Opinião Pública

É difícil perdoar

Redação DM

Publicado em 7 de dezembro de 2022 às 15:30 | Atualizado há 3 anos

Estou, no momento, enfrentando as mais de oitocentas páginas de um dos maiores clássicos da universal literatura russa. Trata-se de “Os irmãos Karamázov”, do imortal Fiódor Dostoievski.

Uma das passagens mais relevantes dessa obra-prima ocorre quando os irmãos Ivan e Aliócha debatem o significado do perdão. A discussão entre a racionalidade e o espírito se personifica na intelectualidade de Ivan e na espiritualidade de Aliócha.

No transcorrer do debate, Ivan evidencia a atitude de um general ao tomar conhecimento que uma criança jogou uma pedra ferindo seu cachorro predileto. Reproduzo um trecho.

“O general manda despir o menino. Ah, então foste tu ‒ o general o mede como olhar ‒, peguem-no. Pegaram o menino, tomam-no da mãe, ele passa a noite inteira num calabouço.”

Mais adiante, Ivan descreve o terrível desenlace desse episódio: “o general manda despir o menino, despem o menininho e o deixam no pelo. Ele treme, está enlouquecido de pavor, não se atreve a dar um pio. Nesse momento ordena o general “corre, corre! ‒ gritam-lhe os cuidadores de cães, o menino corre… Peguem-no ‒ gane o general e lança contra ele toda matilha de cães velozes. Ele açula os cães à vista da mãe, e os cães estraçalham a criança!…”

Ante o exposto, Ivan expõe a difícil situação em torno do perdão. O perdão, de fato, ocorreria quando a mãe, “se abraçar ao carrasco que estraçalhou seu filho com os cães e todos os três anunciarem entre lágrimas.”

Mais um exemplo: quem não se lembra do bandido que assassinou o filho de uma mãe que soube perdoar. Fez isso ao visitar, na cadeia, todos os fins de semana, o algoz daquele que ela mais amou no mundo.

Outro belo exemplo de perdão ocorreu com o craque de futebol Dirceu Lopes, que viu seu nome cortado, pelo técnico Zagalo, para a Copa do Mundo de 1970. Passados 50 anos do ocorrido, Dirceu Lopes encontra aquele que representou a maior frustração de sua vencedora carreira futebolística. Sobre o encontro disse ele: “ao cumprimentar Zagalo, já debilitado, pude sentir que meu coração não guardava absolutamente nenhuma mágoa”.

Perdoar não significa esquecer quem nos feriu. Perdoar se alicerça, sobretudo, em não deixar que a mágoa dilacere nosso ser. Quem consegue se alçar a esse patamar espiritual alcança a sustentabilidade da leveza. Quem perdoa se faz à imagem e semelhança do criador.

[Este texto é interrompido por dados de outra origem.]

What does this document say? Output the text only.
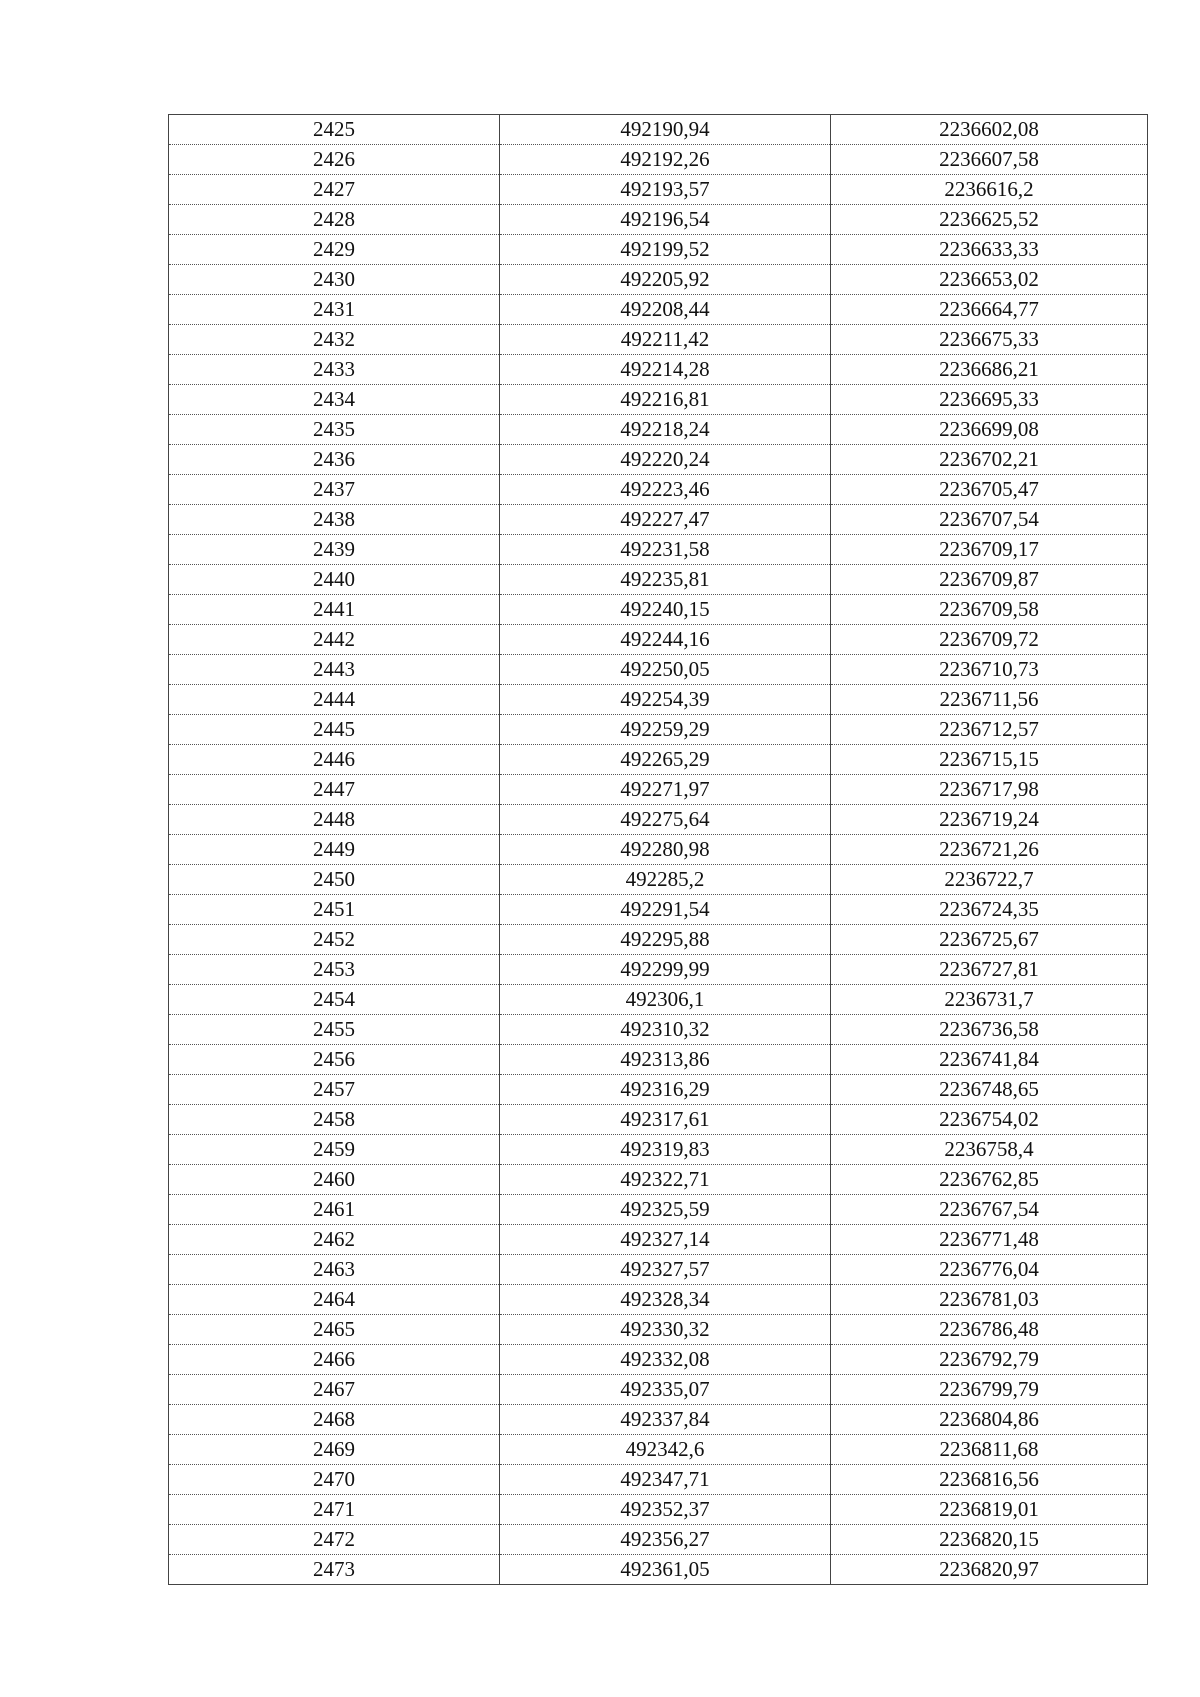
2425	492190,94	2236602,08
2426	492192,26	2236607,58
2427	492193,57	2236616,2
2428	492196,54	2236625,52
2429	492199,52	2236633,33
2430	492205,92	2236653,02
2431	492208,44	2236664,77
2432	492211,42	2236675,33
2433	492214,28	2236686,21
2434	492216,81	2236695,33
2435	492218,24	2236699,08
2436	492220,24	2236702,21
2437	492223,46	2236705,47
2438	492227,47	2236707,54
2439	492231,58	2236709,17
2440	492235,81	2236709,87
2441	492240,15	2236709,58
2442	492244,16	2236709,72
2443	492250,05	2236710,73
2444	492254,39	2236711,56
2445	492259,29	2236712,57
2446	492265,29	2236715,15
2447	492271,97	2236717,98
2448	492275,64	2236719,24
2449	492280,98	2236721,26
2450	492285,2	2236722,7
2451	492291,54	2236724,35
2452	492295,88	2236725,67
2453	492299,99	2236727,81
2454	492306,1	2236731,7
2455	492310,32	2236736,58
2456	492313,86	2236741,84
2457	492316,29	2236748,65
2458	492317,61	2236754,02
2459	492319,83	2236758,4
2460	492322,71	2236762,85
2461	492325,59	2236767,54
2462	492327,14	2236771,48
2463	492327,57	2236776,04
2464	492328,34	2236781,03
2465	492330,32	2236786,48
2466	492332,08	2236792,79
2467	492335,07	2236799,79
2468	492337,84	2236804,86
2469	492342,6	2236811,68
2470	492347,71	2236816,56
2471	492352,37	2236819,01
2472	492356,27	2236820,15
2473	492361,05	2236820,97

Pessoalmente, meu eu interior procura aprender o real significado do perdão. Confesso que ainda estou longe desse patamar. Perdoar é difícil, pois requer vencer a si mesmo. Aqueles que conseguem atingir a nobreza desse exercício de amor ao próximo vivem certamente uma vida mais leve, feliz e em comunhão com Deus.